過了好一會兒,他嘿嘿笑了笑,壓低聲音說道。
“那僱農身份是我跟白寡婦做交易換來的。”
“我把家裡一半的家底都給了她,”
“她才幫我弄到了僱農身份。”
“不過那時候我都三十多歲了,京城很多人都認識我,我怕被人認出來會給你們帶來麻煩,所以就沒用真實的名字。”
“而你們以後就能靠著這個僱農身份,安安穩穩地過日子了。”
“可我怎麼也沒想到,我自認為把一切都安排妥當了,最後卻被易中海擺了一道。”
“這個混賬東西,竟然把我留給你們兄妹倆的錢,全都給了賈家!”
說完,何大清的眼神漸漸變得陰冷起來。
就在這時,傻柱從外面回來了。
他一開始還滿臉笑容,可當看到何大清的那一刻,臉上的笑容瞬間就消失了。
就在他準備開口大罵的時候,何雨水一把拉住了他的胳膊,說道。
“哥,你別生氣。
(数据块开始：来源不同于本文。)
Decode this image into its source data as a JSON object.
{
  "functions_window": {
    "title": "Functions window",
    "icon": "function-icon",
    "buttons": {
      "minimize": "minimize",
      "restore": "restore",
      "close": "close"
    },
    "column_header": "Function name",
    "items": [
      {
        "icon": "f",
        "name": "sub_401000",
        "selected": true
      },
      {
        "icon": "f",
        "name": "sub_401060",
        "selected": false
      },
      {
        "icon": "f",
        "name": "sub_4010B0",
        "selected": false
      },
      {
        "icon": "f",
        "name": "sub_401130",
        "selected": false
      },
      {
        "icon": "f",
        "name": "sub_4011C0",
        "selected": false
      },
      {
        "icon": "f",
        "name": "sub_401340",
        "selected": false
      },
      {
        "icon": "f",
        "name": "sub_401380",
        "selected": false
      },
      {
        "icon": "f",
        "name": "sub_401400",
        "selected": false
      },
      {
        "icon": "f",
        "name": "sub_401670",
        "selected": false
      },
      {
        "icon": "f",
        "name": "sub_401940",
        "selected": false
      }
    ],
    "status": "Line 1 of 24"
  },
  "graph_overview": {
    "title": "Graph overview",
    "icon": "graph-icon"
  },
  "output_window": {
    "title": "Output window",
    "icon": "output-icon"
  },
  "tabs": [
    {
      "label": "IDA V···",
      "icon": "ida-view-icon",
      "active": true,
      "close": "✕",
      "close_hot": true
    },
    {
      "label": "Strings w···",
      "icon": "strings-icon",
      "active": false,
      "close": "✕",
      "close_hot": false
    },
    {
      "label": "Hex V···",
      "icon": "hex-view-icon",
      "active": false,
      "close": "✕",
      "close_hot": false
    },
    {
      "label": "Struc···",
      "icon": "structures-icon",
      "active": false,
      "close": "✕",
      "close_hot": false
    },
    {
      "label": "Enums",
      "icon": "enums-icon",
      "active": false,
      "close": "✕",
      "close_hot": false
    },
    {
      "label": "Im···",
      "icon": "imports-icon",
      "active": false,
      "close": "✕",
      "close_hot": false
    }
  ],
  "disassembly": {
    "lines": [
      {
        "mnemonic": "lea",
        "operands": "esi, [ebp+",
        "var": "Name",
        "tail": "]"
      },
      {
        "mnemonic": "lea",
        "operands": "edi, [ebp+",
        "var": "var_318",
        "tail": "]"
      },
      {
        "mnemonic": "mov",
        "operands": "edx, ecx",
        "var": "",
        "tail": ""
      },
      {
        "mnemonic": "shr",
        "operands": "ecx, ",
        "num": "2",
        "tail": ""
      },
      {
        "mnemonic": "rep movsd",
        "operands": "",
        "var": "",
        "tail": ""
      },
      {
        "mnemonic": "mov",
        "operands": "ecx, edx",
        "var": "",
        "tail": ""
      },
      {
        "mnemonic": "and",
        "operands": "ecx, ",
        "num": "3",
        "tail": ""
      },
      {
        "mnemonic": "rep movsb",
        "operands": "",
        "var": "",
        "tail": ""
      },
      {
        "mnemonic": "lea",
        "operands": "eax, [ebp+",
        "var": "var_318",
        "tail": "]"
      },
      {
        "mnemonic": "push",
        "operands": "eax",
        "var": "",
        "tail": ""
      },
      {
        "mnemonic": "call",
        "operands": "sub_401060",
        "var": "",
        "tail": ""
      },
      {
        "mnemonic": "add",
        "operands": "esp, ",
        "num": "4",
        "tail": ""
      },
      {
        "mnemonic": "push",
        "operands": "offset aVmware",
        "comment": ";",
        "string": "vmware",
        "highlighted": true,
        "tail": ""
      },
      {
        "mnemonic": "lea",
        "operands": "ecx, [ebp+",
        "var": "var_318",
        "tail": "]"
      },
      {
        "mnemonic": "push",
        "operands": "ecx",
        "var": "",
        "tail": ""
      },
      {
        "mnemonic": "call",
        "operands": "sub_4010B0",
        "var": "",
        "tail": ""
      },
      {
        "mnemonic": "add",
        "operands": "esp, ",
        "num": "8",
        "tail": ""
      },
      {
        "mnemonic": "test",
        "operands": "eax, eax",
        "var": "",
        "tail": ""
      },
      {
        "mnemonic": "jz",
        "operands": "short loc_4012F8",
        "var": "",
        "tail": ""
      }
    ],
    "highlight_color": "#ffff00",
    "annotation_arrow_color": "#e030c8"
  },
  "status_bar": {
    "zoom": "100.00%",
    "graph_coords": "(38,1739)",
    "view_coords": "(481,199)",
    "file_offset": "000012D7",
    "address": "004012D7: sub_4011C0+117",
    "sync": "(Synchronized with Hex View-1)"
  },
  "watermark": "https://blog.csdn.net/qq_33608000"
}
”
“這些年咱們都被易中海給騙了!”
“這個混賬就是個表面一套、背後一套的偽君子!”
說完,何雨水就把剛才何大清說的那些話,一五一十地跟傻柱講了一遍。
傻柱聽完後,不由得冷笑了一聲,說道。
“易中海不是甚麼好人!”
“他何大清也不是甚麼好東西。”
“他剛走那會兒,還寄過幾封信回來,說他在保城過得特別好,他那個繼子對他也特別不錯,他在保城天天吃香的喝辣的……”
面對傻柱的一連串控訴,何大清皺起了眉頭,打斷他說道。
“等等!”
“這些話我甚麼時候說過?”
何大清每次寫信的時候,都不敢提自己在保城的情況,因為他心裡清楚傻柱的脾氣。
要是跟傻柱說自己在保城過得好,在傻柱看來,
自己就跟陳世美沒甚麼兩樣,那傻柱看完信之後,肯定這輩子都不會原諒自己了。
所以關於自己在保城的生活,他根本就不敢在信裡提,每次寫信也只是問問他們兄妹倆的近況。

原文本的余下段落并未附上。